O nome RECOF significa Regime Aduaneiro Especial de Entreposto Industrial sob Controle Informatizado. Atualmente, ele pode ser operado nas modalidades RECOF Sistema e RECOF-SPED. A segunda utiliza a estrutura do Sistema Público de Escrituração Digital e tende a apresentar menor complexidade de implantação tecnológica para muitas empresas.

Mas o RECOF não é simplesmente uma forma de “não pagar imposto”. Existem requisitos para habilitação, controles de estoque e produção e condições que precisam ser mantidas pela empresa.

A seguir, você entenderá como funciona o regime RECOF, quais são seus benefícios, quem pode utilizá-lo e quando o RECOF pode ser vantajoso.

O que é o regime RECOF?

O RECOF é um regime aduaneiro especial que permite à empresa beneficiária importar ou adquirir no mercado interno mercadorias com suspensão do pagamento de tributos, para submetê-las a operações de industrialização.

Os produtos resultantes podem ser destinados à exportação ou ao mercado interno. A legislação atual também admite determinadas outras destinações para as mercadorias submetidas ao regime.

Na prática, isso pode proporcionar uma vantagem financeira significativa.

Imagine uma indústria brasileira que compra regularmente componentes importados para fabricar equipamentos.

Em uma importação convencional, os tributos correspondentes normalmente impactariam o caixa no momento previsto pelas regras tributárias da operação.

Com o regime RECOF, atendidas as condições aplicáveis, determinados tributos ficam suspensos.

Se o produto industrializado for destinado à exportação nas condições do regime, a suspensão pode resultar na desoneração definitiva prevista para a operação. Caso a produção seja destinada ao mercado interno, os tributos suspensos correspondentes deverão ser recolhidos conforme as regras do RECOF.

Como funciona o regime RECOF na prática?

Para compreender como funciona o RECOF, pense no regime como um ambiente fiscal e aduaneiro controlado.

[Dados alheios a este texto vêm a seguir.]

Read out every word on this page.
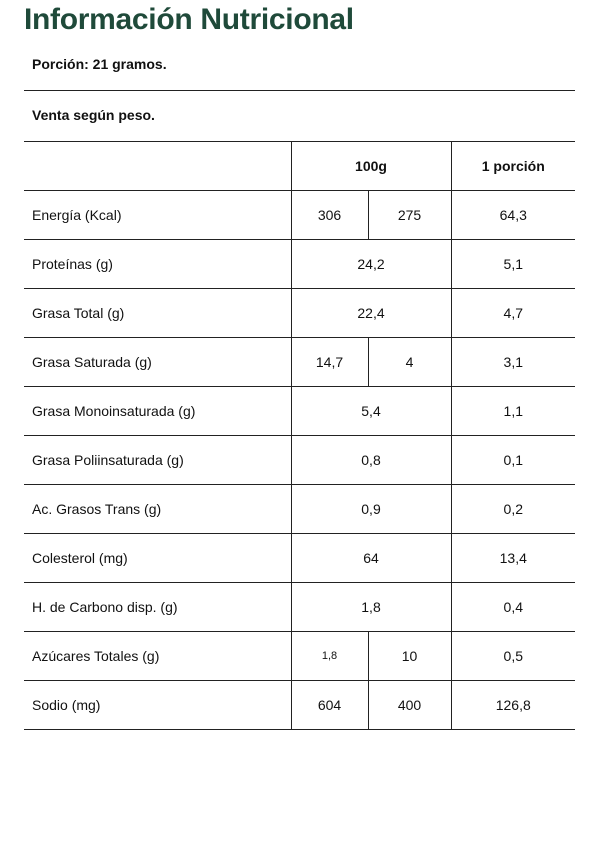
Información Nutricional
Porción: 21 gramos.
Venta según peso.
	100g		1 porción
Energía (Kcal)	306	275	64,3
Proteínas (g)	24,2		5,1
Grasa Total (g)	22,4		4,7
Grasa Saturada (g)	14,7	4	3,1
Grasa Monoinsaturada (g)	5,4		1,1
Grasa Poliinsaturada (g)	0,8		0,1
Ac. Grasos Trans (g)	0,9		0,2
Colesterol (mg)	64		13,4
H. de Carbono disp. (g)	1,8		0,4
Azúcares Totales (g)	1,8	10	0,5
Sodio (mg)	604	400	126,8
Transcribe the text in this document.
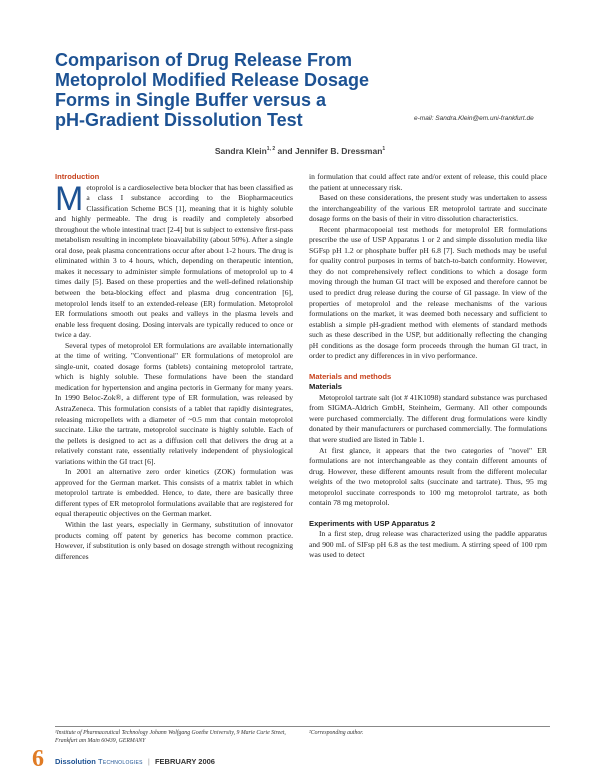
Comparison of Drug Release From
Metoprolol Modified Release Dosage
Forms in Single Buffer versus a
pH-Gradient Dissolution Test	e-mail: Sandra.Klein@em.uni-frankfurt.de
Sandra Klein$^{1, 2}$ and Jennifer B. Dressman$^1$
Introduction

Metoprolol is a cardioselective beta blocker that has been classified as a class I substance according to the Biopharmaceutics Classification Scheme BCS [1], meaning that it is highly soluble and highly permeable. The drug is readily and completely absorbed throughout the whole intestinal tract [2-4] but is subject to extensive first-pass metabolism resulting in incomplete bioavailability (about 50%). After a single oral dose, peak plasma concentrations occur after about 1-2 hours. The drug is eliminated within 3 to 4 hours, which, depending on therapeutic intention, makes it necessary to administer simple formulations of metoprolol up to 4 times daily [5]. Based on these properties and the well-defined relationship between the beta-blocking effect and plasma drug concentration [6], metoprolol lends itself to an extended-release (ER) formulation. Metoprolol ER formulations smooth out peaks and valleys in the plasma levels and enable less frequent dosing. Dosing intervals are typically reduced to once or twice a day.

Several types of metoprolol ER formulations are available internationally at the time of writing. "Conventional" ER formulations of metoprolol are single-unit, coated dosage forms (tablets) containing metoprolol tartrate, which is highly soluble. These formulations have been the standard medication for hypertension and angina pectoris in Germany for many years. In 1990 Beloc-Zok®, a different type of ER formulation, was released by AstraZeneca. This formulation consists of a tablet that rapidly disintegrates, releasing micropellets with a diameter of ~0.5 mm that contain metoprolol succinate. Like the tartrate, metoprolol succinate is highly soluble. Each of the pellets is designed to act as a diffusion cell that delivers the drug at a relatively constant rate, essentially relatively independent of physiological variations within the GI tract [6].

In 2001 an alternative zero order kinetics (ZOK) formulation was approved for the German market. This consists of a matrix tablet in which metoprolol tartrate is embedded. Hence, to date, there are basically three different types of ER metoprolol formulations available that are registered for equal therapeutic objectives on the German market.

Within the last years, especially in Germany, substitution of innovator products coming off patent by generics has become common practice. However, if substitution is only based on dosage strength without recognizing differences

in formulation that could affect rate and/or extent of release, this could place the patient at unnecessary risk.

Based on these considerations, the present study was undertaken to assess the interchangeability of the various ER metoprolol tartrate and succinate dosage forms on the basis of their in vitro dissolution characteristics.

Recent pharmacopoeial test methods for metoprolol ER formulations prescribe the use of USP Apparatus 1 or 2 and simple dissolution media like SGFsp pH 1.2 or phosphate buffer pH 6.8 [7]. Such methods may be useful for quality control purposes in terms of batch-to-batch conformity. However, they do not comprehensively reflect conditions to which a dosage form moving through the human GI tract will be exposed and therefore cannot be used to predict drug release during the course of GI passage. In view of the properties of metoprolol and the release mechanisms of the various formulations on the market, it was deemed both necessary and sufficient to establish a simple pH-gradient method with elements of standard methods such as these described in the USP, but additionally reflecting the changing pH conditions as the dosage form proceeds through the human GI tract, in order to predict any differences in in vivo performance.

Materials and methods
Materials

Metoprolol tartrate salt (lot # 41K1098) standard substance was purchased from SIGMA-Aldrich GmbH, Steinheim, Germany. All other compounds were purchased commercially. The different drug formulations were kindly donated by their manufacturers or purchased commercially. The formulations that were studied are listed in Table 1.

At first glance, it appears that the two categories of "novel" ER formulations are not interchangeable as they contain different amounts of drug. However, these different amounts result from the different molecular weights of the two metoprolol salts (succinate and tartrate). Thus, 95 mg metoprolol succinate corresponds to 100 mg metoprolol tartrate, as both contain 78 mg metoprolol.

Experiments with USP Apparatus 2

In a first step, drug release was characterized using the paddle apparatus and 900 mL of SIFsp pH 6.8 as the test medium. A stirring speed of 100 rpm was used to detect

¹Institute of Pharmaceutical Technology Johann Wolfgang Goethe University, 9 Marie Curie Street, Frankfurt am Main 60439, GERMANY
²Corresponding author.
6 Dissolution Technologies | FEBRUARY 2006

A empresa habilitada admite mercadorias no regime com suspensão tributária e mantém controles sobre:

entrada do insumo → estoque → processo produtivo → produto industrializado → destinação final.

A destinação é fundamental.

A mercadoria pode participar da fabricação de um produto posteriormente exportado ou destinado ao mercado brasileiro, por exemplo.

A grande vantagem é que a empresa não precisa necessariamente definir todo o destino final no momento em que admite o insumo.

Segundo a Receita Federal, essa flexibilidade permite que a empresa decida posteriormente se o produto industrializado será exportado ou vendido no mercado interno.

Isso diferencia o RECOF de outras estruturas de incentivo às exportações.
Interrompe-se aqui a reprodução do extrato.